Specifically, the poll (conducted by Leger and commissioned by the Fraser Institute) found that 88 per cent of Alberta parents (with kids in public and independent schools) believe teachers and the provincial curriculum should focus on facts—not teacher interpretations of those facts, which may include opinions. Only 10 per cent of Alberta parents disagreed.

Moreover, despite ongoing debates in the media and among activists about K-12 school policies, curriculum development, controversial issues in the classroom and parental involvement, according to the poll, the vast majority of parents agree on how schools should handle these issues.

For example, 74 per cent of parents in Alberta believe teachers should present both sides of controversial issues (e.g. sexuality/gender, climate change) or avoid them entirely.

An overwhelming majority of Alberta parents (86 per cent) believe schools should provide advance notice when controversial topics will be discussed in class or during formal school activities. This isn’t surprising—many parents may want to discuss these issues with their children in advance.

In fact, when controversial topics arise, about three quarters (73 per cent) of Alberta parents believe parents should have the right to remove their children from those lessons without consequence to their children’s grades. Of the minority who do not believe parents should have this right, most said “children need to learn about all topics/viewpoints, regardless of their parents’ bias.”

And almost nine in 10 Alberta parents (89 per cent) believe classroom materials and conversations about potentially controversial topics should always be age appropriate.

These polling results should help inform provincial and school-level policies around parental information, consent, school curricula and teacher curriculum guides. For instance, given that parents overwhelmingly favour facts in classrooms, curriculum guides should require the teaching of specific details (e.g. the key players, dates and context of specific historical events). Currently, teachers are allowed to interpret events based on their opinions, which means students may hear completely different interpretations depending on the particular teacher.

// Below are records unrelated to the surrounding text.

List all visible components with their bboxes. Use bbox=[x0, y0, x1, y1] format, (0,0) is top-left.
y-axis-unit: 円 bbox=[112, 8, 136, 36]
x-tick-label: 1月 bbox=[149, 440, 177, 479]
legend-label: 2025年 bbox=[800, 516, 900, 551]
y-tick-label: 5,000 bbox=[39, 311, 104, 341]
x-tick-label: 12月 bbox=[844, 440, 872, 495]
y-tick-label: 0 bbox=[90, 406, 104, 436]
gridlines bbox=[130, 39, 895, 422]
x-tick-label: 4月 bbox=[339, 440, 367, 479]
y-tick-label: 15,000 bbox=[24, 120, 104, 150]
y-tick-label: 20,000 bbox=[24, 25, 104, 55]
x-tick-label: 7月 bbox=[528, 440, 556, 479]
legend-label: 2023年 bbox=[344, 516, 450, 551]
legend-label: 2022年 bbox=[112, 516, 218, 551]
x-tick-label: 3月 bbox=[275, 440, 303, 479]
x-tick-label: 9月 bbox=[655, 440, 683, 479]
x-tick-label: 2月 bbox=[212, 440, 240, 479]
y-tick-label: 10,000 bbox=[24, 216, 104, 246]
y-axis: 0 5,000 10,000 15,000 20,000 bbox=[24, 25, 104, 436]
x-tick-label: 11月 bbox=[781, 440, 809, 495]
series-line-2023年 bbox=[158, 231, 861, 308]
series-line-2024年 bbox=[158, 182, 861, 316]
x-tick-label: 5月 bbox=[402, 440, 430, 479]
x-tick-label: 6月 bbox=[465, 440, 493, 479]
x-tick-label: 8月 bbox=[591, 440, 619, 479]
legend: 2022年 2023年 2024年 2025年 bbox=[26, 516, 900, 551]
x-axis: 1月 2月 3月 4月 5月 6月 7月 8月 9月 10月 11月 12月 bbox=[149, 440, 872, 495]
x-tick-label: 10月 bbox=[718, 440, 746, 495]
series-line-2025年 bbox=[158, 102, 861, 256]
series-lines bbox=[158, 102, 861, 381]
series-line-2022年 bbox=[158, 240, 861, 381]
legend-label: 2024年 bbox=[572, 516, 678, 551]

While the preferences of parents with kids in K-12 schools are often presented as contentious in media and politics, polling data shows a clear consensus. Parents overwhelmingly value balance, not bias. They want their kids taught age-appropriate facts rather than opinions. And they expect prior notice before anything controversial happens in their kids’ schools. According to most parents in Alberta, none of these opinions are controversial.